An array of structs would be a single contiguous structure in memory, while items in an array of objects (instances of reference types) need to be individually addressed by a pointer (i.e. a reference to an object on the garbage-collected heap). Therefore if you address large collections of items at once, structs will give you a performance gain since they need fewer indirections. In addition, structs cannot be inherited, which might allow the compiler to make additional optimizations (but that is just a possibility and depends on the compiler).

结构数组将是内存中的单个连续结构,而对象数组(引用类型的实例)中的项需要由指针(即对垃圾收集堆上的对象的引用)单独寻址。因此,如果您一次处理大量项目,结构将为您带来性能提升,因为它们需要更少的间接访问。此外,结构不能被继承,这可能允许编译器进行额外的优化(但这只是一种可能性,取决于编译器)。

However, structs have quite different assignment semantics and also cannot be inherited. Therefore I would usually avoid structs except for the given performance reasons when needed.

但是,结构体具有完全不同的赋值语义并且也不能被继承。因此,除了给定的性能原因之外,我通常会在需要时避免使用结构体。



struct

结构

An array of values v encoded by a struct (value type) looks like this in memory:

由结构(值类型)编码的值数组 v 在内存中如下所示:

vvvv

呜呜呜

class

班级

An array of values v encoded by a class (reference type) look like this:

由类(引用类型)编码的值数组 v 如下所示:

pppp

购买力

..v..v...v.v..

..v..v...vv.

where p are the this pointers, or references, which point to the actual values v on the heap. The dots indicate other objects that may be interspersed on the heap. In the case of reference types you need to reference v via the corresponding p, in the case of value types you can get the value directly via its offset in the array.

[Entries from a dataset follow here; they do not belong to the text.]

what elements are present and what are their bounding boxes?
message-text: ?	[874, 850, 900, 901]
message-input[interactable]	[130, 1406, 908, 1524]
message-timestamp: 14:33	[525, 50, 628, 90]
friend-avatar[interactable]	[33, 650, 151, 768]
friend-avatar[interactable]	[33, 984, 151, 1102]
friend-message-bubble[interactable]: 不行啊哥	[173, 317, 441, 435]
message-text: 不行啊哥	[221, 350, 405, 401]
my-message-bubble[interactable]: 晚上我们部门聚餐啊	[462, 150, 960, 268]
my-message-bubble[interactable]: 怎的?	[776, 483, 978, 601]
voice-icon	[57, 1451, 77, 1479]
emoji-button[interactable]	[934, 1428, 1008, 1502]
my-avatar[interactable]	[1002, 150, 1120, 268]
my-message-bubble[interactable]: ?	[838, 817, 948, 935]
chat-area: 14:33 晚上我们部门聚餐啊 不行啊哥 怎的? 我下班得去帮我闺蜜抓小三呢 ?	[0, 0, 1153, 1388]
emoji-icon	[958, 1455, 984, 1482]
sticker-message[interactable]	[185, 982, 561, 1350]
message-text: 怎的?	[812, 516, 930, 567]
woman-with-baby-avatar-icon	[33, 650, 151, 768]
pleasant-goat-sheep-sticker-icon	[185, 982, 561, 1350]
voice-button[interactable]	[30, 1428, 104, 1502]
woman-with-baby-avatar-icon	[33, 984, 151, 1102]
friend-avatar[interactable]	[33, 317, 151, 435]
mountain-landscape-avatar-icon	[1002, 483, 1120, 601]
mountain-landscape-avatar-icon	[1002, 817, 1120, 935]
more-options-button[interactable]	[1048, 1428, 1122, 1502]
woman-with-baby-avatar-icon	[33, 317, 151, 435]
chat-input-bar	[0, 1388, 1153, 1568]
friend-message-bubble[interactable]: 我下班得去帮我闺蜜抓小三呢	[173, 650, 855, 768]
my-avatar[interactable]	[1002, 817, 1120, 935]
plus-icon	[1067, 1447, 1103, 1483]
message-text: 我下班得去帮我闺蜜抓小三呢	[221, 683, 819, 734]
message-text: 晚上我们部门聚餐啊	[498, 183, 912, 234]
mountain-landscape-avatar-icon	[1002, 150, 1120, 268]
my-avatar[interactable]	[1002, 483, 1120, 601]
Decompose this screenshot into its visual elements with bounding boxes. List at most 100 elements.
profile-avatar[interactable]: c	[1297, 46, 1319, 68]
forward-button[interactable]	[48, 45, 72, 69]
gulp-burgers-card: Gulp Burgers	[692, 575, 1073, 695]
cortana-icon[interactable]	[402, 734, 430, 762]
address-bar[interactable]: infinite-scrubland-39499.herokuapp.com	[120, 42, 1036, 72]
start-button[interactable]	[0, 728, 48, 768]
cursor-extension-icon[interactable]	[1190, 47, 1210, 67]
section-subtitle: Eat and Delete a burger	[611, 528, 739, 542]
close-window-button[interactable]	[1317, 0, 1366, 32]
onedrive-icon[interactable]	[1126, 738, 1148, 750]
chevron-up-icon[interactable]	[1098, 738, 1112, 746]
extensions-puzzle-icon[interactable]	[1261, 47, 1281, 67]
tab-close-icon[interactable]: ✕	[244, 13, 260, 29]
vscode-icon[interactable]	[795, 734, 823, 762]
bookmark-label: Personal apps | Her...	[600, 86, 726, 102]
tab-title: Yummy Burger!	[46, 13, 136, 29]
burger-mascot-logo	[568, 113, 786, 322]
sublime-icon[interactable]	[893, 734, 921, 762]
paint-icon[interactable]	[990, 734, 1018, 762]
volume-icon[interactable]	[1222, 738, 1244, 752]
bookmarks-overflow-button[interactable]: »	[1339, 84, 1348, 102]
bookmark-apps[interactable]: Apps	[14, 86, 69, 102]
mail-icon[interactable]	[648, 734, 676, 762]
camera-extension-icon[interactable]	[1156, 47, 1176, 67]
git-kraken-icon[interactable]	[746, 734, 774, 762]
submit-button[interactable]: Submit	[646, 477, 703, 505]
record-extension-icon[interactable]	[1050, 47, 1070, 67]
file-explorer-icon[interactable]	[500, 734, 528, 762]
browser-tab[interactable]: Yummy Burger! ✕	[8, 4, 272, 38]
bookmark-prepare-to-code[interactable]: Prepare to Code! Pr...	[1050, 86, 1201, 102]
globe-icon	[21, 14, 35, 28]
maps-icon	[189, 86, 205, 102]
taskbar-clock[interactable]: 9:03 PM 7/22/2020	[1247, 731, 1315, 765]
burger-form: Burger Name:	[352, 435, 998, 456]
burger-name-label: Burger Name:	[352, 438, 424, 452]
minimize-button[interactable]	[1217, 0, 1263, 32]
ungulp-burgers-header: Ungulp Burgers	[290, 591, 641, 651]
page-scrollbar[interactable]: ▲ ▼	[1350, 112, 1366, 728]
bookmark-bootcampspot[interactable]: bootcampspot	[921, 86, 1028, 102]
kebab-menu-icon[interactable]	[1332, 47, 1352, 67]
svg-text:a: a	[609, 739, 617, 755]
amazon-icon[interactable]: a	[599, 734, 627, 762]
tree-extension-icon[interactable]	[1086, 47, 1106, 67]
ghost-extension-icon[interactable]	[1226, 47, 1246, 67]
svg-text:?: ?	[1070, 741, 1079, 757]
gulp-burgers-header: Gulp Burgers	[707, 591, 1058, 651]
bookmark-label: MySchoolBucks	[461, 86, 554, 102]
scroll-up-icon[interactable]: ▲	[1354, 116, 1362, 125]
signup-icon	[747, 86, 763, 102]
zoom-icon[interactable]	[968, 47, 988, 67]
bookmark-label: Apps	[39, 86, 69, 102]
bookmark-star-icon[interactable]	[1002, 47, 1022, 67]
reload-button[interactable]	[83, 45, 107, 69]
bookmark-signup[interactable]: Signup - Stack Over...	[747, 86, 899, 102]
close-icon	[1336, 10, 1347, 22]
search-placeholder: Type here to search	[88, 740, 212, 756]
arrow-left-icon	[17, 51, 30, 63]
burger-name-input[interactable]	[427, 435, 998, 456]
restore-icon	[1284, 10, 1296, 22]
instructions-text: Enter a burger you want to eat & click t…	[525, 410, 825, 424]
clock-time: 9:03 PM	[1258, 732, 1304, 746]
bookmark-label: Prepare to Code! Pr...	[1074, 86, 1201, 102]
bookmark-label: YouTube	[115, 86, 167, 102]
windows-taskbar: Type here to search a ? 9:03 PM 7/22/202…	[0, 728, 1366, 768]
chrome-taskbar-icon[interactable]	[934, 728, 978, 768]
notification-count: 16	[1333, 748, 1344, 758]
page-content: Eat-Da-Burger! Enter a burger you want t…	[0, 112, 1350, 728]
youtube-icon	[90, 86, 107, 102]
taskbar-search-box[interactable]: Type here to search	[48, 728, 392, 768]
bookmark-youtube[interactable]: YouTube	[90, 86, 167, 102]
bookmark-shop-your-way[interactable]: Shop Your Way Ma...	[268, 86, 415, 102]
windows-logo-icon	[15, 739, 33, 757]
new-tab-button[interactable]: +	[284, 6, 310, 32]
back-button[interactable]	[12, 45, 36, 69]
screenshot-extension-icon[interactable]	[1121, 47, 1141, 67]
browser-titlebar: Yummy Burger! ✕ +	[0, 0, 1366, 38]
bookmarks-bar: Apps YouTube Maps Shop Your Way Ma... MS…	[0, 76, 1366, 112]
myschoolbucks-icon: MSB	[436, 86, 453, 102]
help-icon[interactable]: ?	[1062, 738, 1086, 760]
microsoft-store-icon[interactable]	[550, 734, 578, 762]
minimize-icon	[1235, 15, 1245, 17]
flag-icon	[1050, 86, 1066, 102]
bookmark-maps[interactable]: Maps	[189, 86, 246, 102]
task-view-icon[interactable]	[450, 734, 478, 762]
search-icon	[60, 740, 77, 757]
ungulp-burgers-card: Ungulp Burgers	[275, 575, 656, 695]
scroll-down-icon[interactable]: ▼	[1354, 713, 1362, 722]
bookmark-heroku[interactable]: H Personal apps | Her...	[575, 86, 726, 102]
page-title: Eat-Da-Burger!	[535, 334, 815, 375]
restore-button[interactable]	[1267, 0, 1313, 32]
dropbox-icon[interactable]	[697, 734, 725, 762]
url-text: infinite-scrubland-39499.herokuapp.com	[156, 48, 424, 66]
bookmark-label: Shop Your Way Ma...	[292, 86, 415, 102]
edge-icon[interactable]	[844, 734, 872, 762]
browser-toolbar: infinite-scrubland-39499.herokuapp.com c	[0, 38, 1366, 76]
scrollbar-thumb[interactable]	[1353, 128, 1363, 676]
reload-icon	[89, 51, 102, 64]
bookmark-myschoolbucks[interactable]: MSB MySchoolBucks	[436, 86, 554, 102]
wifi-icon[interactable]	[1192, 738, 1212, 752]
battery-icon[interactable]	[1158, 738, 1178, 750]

其中 p 是指向堆上实际值 v 的 this 指针或引用。点表示可能散布在堆上的其他对象。在引用类型的情况下,您需要通过相应的 p 引用 v,在值类型的情况下,您可以通过其在数组中的偏移量直接获取值。

回答by Grant Peters

If the structs are small, and not too many exist at once, it SHOULD be placing them on the stack (as long as its a local variable and not a member of a class) and not on the heap, this means the GC doesn't need to be invoked and memory allocation/deallocation should be almost instantaneous.

如果结构很小,并且一次没有太多,它应该将它们放在堆栈上(只要它是局部变量而不是类的成员)而不是放在堆上,这意味着 GC 不t 需要被调用并且内存分配/释放应该几乎是瞬时的。

When passing a struct as a parameter to function, the struct is copied, which not only means more allocations/deallocations (from the stack, which is almost instantaneous, but still has overhead), but the overhead in just transferring data between the 2 copies. If you pass via reference, this is a non issue as you are just telling it where to read the data from, rather than copying it.

当将结构体作为参数传递给函数时,结构体被复制,这不仅意味着更多的分配/释放(来自堆栈,这几乎是瞬时的,但仍然有开销),而且只是在两个副本之间传输数据的开销. 如果您通过引用传递,这不是问题,因为您只是告诉它从哪里读取数据,而不是复制它。

I'm not 100% sure on this, but i suspect that returning arrays via an 'out' parameter may also give you a speed boost, as memory on the stack is reserved for it and doesn't need to be copied as the stack is "unwound" at the end of function calls.

我对此不是 100% 确定,但我怀疑通过“out”参数返回数组也可以提高速度,因为堆栈上的内存是为它保留的,不需要作为堆栈复制在函数调用结束时“展开”。